Brésil : l’ubérisation en cause

Uber est très populaire au Brésil. Mais les chauffeurs gagnent difficilement leur vie et doivent conduire plus de dix heures par jour. Deux amis d’enfance cariocas ont décidé de créer une en/se pour aider ces conducteurs, souvent endettés. Mais, en discutant avec ces travailleurs, Pedro Inada et Luiz Neves deux trentenaires se sont aperçus que ce dont souffraient le plus les chauffeurs Uber étaient la solitude et l’insécurité.

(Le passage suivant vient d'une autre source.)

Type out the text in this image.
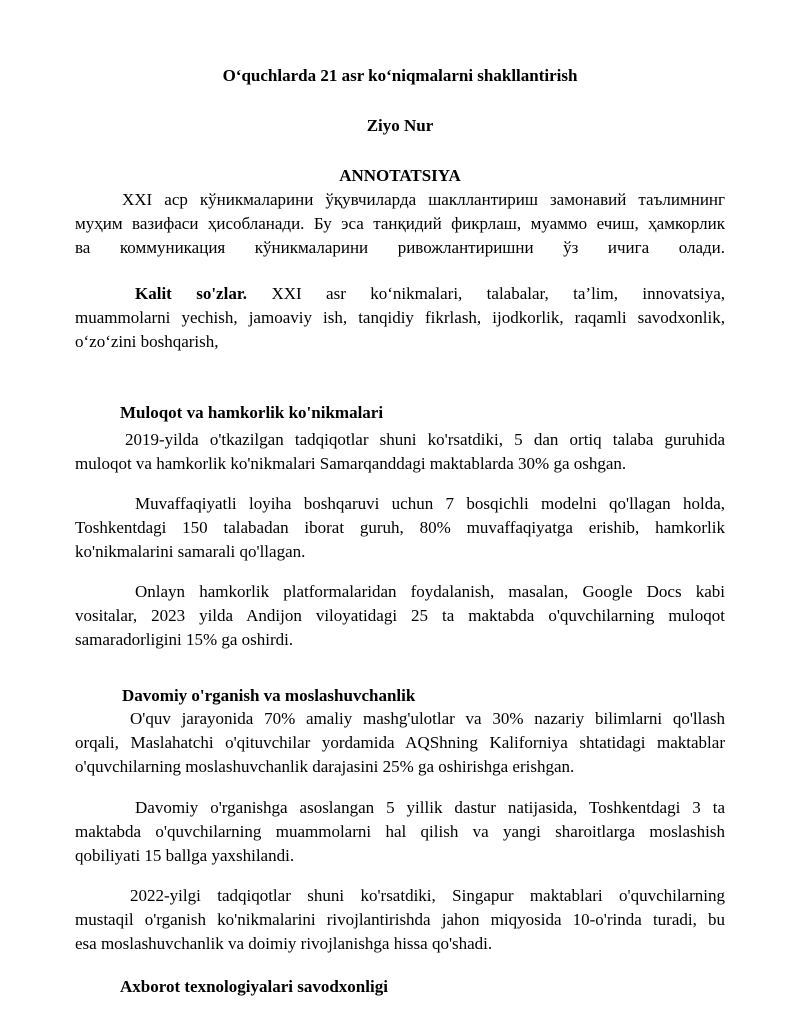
O‘quchlarda 21 asr ko‘niqmalarni shakllantirish
Ziyo Nur
ANNOTATSIYA
XXI аср кўникмаларини ўқувчиларда шакллантириш замонавий таълимнинг
муҳим вазифаси ҳисобланади. Бу эса танқидий фикрлаш, муаммо ечиш, ҳамкорлик
ва коммуникация кўникмаларини ривожлантиришни ўз ичига олади.
Kalit so'zlar. XXI asr ko‘nikmalari, talabalar, ta’lim, innovatsiya,
muammolarni yechish, jamoaviy ish, tanqidiy fikrlash, ijodkorlik, raqamli savodxonlik,
o‘zo‘zini boshqarish,
Muloqot va hamkorlik ko'nikmalari
2019-yilda o'tkazilgan tadqiqotlar shuni ko'rsatdiki, 5 dan ortiq talaba guruhida
muloqot va hamkorlik ko'nikmalari Samarqanddagi maktablarda 30% ga oshgan.
Muvaffaqiyatli loyiha boshqaruvi uchun 7 bosqichli modelni qo'llagan holda,
Toshkentdagi 150 talabadan iborat guruh, 80% muvaffaqiyatga erishib, hamkorlik
ko'nikmalarini samarali qo'llagan.
Onlayn hamkorlik platformalaridan foydalanish, masalan, Google Docs kabi
vositalar, 2023 yilda Andijon viloyatidagi 25 ta maktabda o'quvchilarning muloqot
samaradorligini 15% ga oshirdi.
Davomiy o'rganish va moslashuvchanlik
O'quv jarayonida 70% amaliy mashg'ulotlar va 30% nazariy bilimlarni qo'llash
orqali, Maslahatchi o'qituvchilar yordamida AQShning Kaliforniya shtatidagi maktablar
o'quvchilarning moslashuvchanlik darajasini 25% ga oshirishga erishgan.
Davomiy o'rganishga asoslangan 5 yillik dastur natijasida, Toshkentdagi 3 ta
maktabda o'quvchilarning muammolarni hal qilish va yangi sharoitlarga moslashish
qobiliyati 15 ballga yaxshilandi.
2022-yilgi tadqiqotlar shuni ko'rsatdiki, Singapur maktablari o'quvchilarning
mustaqil o'rganish ko'nikmalarini rivojlantirishda jahon miqyosida 10-o'rinda turadi, bu
esa moslashuvchanlik va doimiy rivojlanishga hissa qo'shadi.
Axborot texnologiyalari savodxonligi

C’est ainsi qu’est né StopClub. Dotée d’un capital social de 10 millions de réais (environ 2 millions d’euros), obtenu après un tour de table avec des investisseurs, la start-up s’est installée dans un parking vide de Humaitá, un quartier de la zone sud de Rio, et a commencé à fonctionner comme une halte pour les chauffeurs Uber. Ils s’y retrouvaient entre deux courses pour laver leur voiture, prendre une collation, se faire couper les cheveux et discuter. Douze points de ce type ont été créés dans différentes villes du Brésil, mais la pandémie a frappé et ils ont tous dû être fermés. Pour ne pas laisser mourir l’entreprise, l’opération a été transférée à une application, avec d’autres fonctionnalités telles que le chat pour échanger des conseils sur les itinéraires urbains et un outil d’enregistrement vidéo des trajets, à titre de mesure de sécurité. StopClub s’est ainsi ouvert à la publicité et à la vente d’assurance automobile. Puis, après la crise sanitaire, la start-up a retrouvé toutes ses fonctionnalités.

Solitude et insécurité

« Au fil du temps, les chauffeurs eux-mêmes ont commencé à suggérer la création d’un outil permettant de calculer les gains des courses », explique Pedro Inada. En mars de cette année, il a lancé les fonctionnalités qui allaient devenir le plus grand atout de l’entreprise, en affichant des données qui ne figurent pas sur l’interface d’Uber lorsqu’une nouvelle course est proposée : la destination finale du trajet et un calcul des gains réels de la course. Avec ces données en main, la personne au volant dispose de plus d’éléments pour décider d’accepter ou de refuser l’appel. Et il est possible que l’application effectue le refus automatiquement, sur la base de calculs de la marge de rentabilité.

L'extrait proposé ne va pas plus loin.